In our next research meeting, on Thurs 22nd Oct, we will hear a paper from Phyllis Weliver (St Louis University) on Daniel Deronda. The meeting will begin at 5.15pm in MC0024 (Ground floor, MHT Building, Brayford Pool campus). Refreshments will be served from 5pm.

pic phyllis weliver

Please find Phyllis’s abstract and short biography below:

‘musical, I see!’:  Daniel Deronda, the Aesthetic Critic and New Liberalism’

This paper explores a vital and thus-far neglected step in understanding the late nineteenth-century development of the Aesthetic Critic (someone whose worth as a critic depended upon displaying his or her response). It presents a new theory of ‘triangulated’ aesthetic criticism: someone contemplates someone else, while both of them respond to an aesthetic object. This is the key to understanding how an art object can become part of the social construct.
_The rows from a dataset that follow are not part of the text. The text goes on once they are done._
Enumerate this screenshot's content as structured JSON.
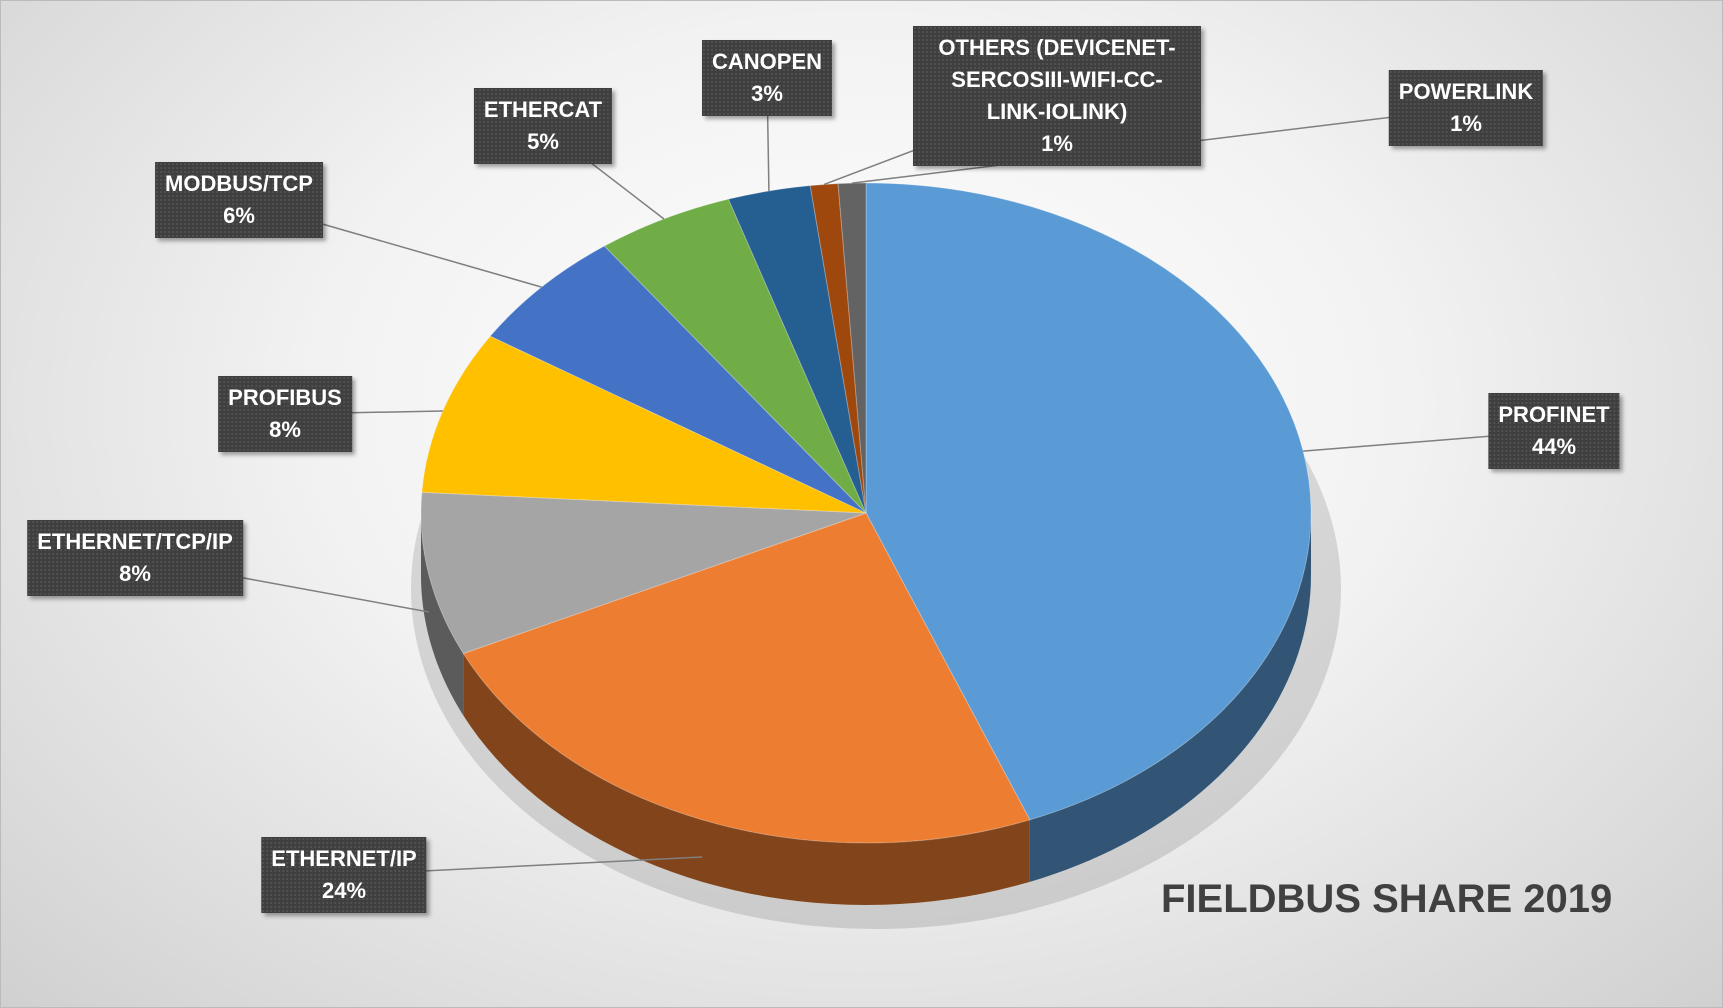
{
  "chart_data": {
    "type": "pie",
    "title": "FIELDBUS SHARE 2019",
    "categories": [
      "PROFINET",
      "ETHERNET/IP",
      "ETHERNET/TCP/IP",
      "PROFIBUS",
      "MODBUS/TCP",
      "ETHERCAT",
      "CANOPEN",
      "OTHERS (DEVICENET-SERCOSIII-WIFI-CC-LINK-IOLINK)",
      "POWERLINK"
    ],
    "values": [
      44,
      24,
      8,
      8,
      6,
      5,
      3,
      1,
      1
    ],
    "value_labels": [
      "44%",
      "24%",
      "8%",
      "8%",
      "6%",
      "5%",
      "3%",
      "1%",
      "1%"
    ],
    "colors": [
      "#5b9bd5",
      "#ed7d31",
      "#a5a5a5",
      "#ffc000",
      "#4472c4",
      "#70ad47",
      "#255e91",
      "#9e480e",
      "#636363"
    ]
  }
}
Prime Minister Gladstone’s daughter, Mary, assessed musical performances through triangulation. Her response to George Eliot’s Daniel Deronda (a musical novel largely about aesthetic assessment), was arguably a form of aesthetic criticism, too. After each reading of the novel (1876, ’78, ’79), Mary Gladstone became increasingly involved in her father’s political work, eventually becoming a major force in the birth of new liberalism (the welfare state). Her role as the first female prime ministerial private secretary in a sense displayed Mary’s critical response to the novel. The paper also introduces George Eliot into the trajectory of the Aesthetic Critic (more usually seen as Arnold – Pater – Wilde), offers new understandings of how liberalism was practiced and, through a close discussion of Daniel Deronda, proposes fresh interpretative strategies.

 

Biography

Phyllis Weliver is Associate Professor of English at Saint Louis University. She is the author of the monographs Women Musicians in Victorian Fiction and The Musical Crowd in English Fiction. She has also edited two collections of essays: The Figure of Music in Nineteenth-Century British Poetry and, along with Katharine Ellis, Words and Notes in the Long Nineteenth Century. With the support of a National Endowment for the Humanities Fellowship, Phyllis is currently finishing a monograph on Mary Gladstone and the Victorian Salon, which will be published with Cambridge University Press. Today’s talk is drawn from this book. Phyllis has also begun an academic book with Ewan Jones titled One Music: The Tennysons’ Performance of Family Life, and is leading a digital humanities team in creating a freely available web application called Sounding Tennyson, which will be live this spring. Sounding Tennyson is the case study for a much larger digital Tennyson archive, on which Phyllis is pleased to be collaborating with Jim Cheshire, Sibylle Erle, and Ewan Jones.